Today has been the first of my three-day working weeks that I have not had something else concrete to do – most recently spending time with a visiting artist friend, and returning to Norway to de-install Play and other pieces in the Immerse show.  Since Tim is working on a number of smaller projects that do not have immanent deadlines we are testing a new way of working after the intense and nearly full-time months of the first half of the year.  Both he and I want to pursue our own projects and develop our own work so I will be working with him three days a week which gives me two days to do my own thing.  Tim wants to spend at least one day a week working on his own designs – something that he simple has not had time to do in the last year and a half.  This is fantastic for me as I want and need time for my own practice.  I know that I have missed a few opportunities simply because I have not had the time to follow them up, I also know that there things that I want to achieve that will take time and persistence – such as the collective studio – so knowing that I have time, and by that I mean “proper” time rather than a few tired hours one evening or at the weekend, is absolutely wonderful.

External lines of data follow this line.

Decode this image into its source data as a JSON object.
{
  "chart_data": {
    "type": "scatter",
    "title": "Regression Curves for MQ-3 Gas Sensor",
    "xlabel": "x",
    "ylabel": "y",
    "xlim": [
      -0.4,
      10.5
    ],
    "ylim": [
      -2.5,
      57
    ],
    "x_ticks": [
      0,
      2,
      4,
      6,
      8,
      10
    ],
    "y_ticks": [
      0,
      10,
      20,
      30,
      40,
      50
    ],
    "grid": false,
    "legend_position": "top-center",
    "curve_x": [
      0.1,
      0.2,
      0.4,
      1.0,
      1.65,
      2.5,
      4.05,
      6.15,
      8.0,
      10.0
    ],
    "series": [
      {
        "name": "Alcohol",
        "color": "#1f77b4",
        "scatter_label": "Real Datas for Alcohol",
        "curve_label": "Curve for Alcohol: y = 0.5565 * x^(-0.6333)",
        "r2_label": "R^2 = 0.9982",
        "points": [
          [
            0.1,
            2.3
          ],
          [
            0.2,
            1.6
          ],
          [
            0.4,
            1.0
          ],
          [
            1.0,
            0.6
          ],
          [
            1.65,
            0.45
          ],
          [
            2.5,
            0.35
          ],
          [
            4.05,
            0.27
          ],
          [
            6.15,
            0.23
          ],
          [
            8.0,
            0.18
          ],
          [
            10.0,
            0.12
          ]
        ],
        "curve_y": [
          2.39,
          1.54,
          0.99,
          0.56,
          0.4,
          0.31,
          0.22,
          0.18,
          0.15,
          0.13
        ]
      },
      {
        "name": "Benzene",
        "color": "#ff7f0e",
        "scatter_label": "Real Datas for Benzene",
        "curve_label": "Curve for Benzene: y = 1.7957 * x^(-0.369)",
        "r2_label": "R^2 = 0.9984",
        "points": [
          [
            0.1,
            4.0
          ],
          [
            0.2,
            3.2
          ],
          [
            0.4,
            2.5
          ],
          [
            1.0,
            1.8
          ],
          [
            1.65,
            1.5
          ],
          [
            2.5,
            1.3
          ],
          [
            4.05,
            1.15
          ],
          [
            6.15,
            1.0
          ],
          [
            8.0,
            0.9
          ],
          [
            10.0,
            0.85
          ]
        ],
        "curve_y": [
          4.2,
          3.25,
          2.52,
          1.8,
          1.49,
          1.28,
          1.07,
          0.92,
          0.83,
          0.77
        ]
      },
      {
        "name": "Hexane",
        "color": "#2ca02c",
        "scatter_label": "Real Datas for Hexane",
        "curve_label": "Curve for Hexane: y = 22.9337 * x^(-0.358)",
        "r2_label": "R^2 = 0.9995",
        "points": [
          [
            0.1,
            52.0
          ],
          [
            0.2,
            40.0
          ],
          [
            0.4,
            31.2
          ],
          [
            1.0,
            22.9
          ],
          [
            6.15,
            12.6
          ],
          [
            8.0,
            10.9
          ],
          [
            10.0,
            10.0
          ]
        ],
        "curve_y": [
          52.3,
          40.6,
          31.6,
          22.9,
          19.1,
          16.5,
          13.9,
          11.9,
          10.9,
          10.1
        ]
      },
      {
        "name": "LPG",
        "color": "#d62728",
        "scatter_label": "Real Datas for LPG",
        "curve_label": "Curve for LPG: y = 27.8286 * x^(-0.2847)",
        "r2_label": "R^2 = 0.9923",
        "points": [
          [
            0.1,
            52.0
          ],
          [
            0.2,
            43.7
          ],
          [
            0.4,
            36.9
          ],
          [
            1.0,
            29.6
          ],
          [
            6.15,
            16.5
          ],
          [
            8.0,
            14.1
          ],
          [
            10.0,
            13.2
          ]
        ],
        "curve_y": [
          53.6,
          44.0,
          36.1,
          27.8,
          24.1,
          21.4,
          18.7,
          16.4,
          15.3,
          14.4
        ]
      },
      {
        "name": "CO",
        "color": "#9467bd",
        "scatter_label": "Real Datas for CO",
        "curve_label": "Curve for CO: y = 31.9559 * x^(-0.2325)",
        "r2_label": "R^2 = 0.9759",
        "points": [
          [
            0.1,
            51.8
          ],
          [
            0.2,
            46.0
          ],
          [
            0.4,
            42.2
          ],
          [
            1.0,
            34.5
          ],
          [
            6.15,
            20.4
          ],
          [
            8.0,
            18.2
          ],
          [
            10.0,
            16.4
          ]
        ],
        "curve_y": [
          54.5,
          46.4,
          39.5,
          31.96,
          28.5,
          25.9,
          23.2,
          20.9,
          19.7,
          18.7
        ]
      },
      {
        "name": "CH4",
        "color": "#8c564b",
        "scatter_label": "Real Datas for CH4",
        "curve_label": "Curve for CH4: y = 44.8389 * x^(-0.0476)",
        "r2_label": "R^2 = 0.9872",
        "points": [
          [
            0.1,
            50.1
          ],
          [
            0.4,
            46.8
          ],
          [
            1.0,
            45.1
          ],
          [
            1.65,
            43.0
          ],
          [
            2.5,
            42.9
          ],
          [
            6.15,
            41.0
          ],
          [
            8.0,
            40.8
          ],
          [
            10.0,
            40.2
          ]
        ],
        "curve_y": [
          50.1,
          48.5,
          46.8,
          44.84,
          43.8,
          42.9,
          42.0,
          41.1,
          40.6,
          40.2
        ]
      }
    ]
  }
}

I am very grateful that I was able to return to Kinokino to take down Play not only because I prefer to take responsibility for packing such a tricky, tangly, dangly piece, but also because it was great to hear that the work received such a positive response from the audiences and the gallery.  It seems that people really enjoyed engaging with it both physically and conceptually – which is of course exactly how it is supposed to work.  And now I am facing an interesting question: what next to do with it.  Without wanting to sound conceited or arrogant I know that the piece is good and that people like it, so it seems a shame if it just gets left in storage yet I do not really know how to move on with it.  I guess that I could look for other exhibition venues and opportunities for it, this could be good for me as well as for the piece as it would be a new way of working.  In the past I have tended to produce for specific sites or exhibitions and have therefore side-stepped the conversations and realities necessary for putting an already existing work ‘out there’.  Taking on this new challenge feels as though it could introduce me to a different set of situations and contacts.  The piece is not immediately commercial so it would make sense to start with looking at funded spaces, installation venues, and perhaps artist-run initiatives.  To be honest I have never really understood how these spaces make their selections so perhaps it is time to meet them and learn!

Hopefully I have the opportunity to show another older work in (very) near future.  Over a weekend in early October there are going to be a number of cultural events here in Enköping on the theme of ‘People’s Stories’.  Without knowing what the exhibition venue might be I tentatively proposed showing Brief Encounter – the piece initially made specifically for Nordisk Kunst Plattform in Brusand, Norway.  Again it is another work that people appreciated but which has been out of sight and in storage for several years.  Perhaps as I begin to feel more settled I am also feeling more confident and able to see how things that I already have are able to work in new contexts.  This is very interesting and potentially very exciting, in the past the idea of re-showing work has made me anxious – worried that I was unable to come up with something new, worried that I might be seen as simply wheeling out the same old thing.  Now I see it as allowing pieces to have their own lives, to continue to function, to meet new audiences, to provoke new discussions and start new conversations.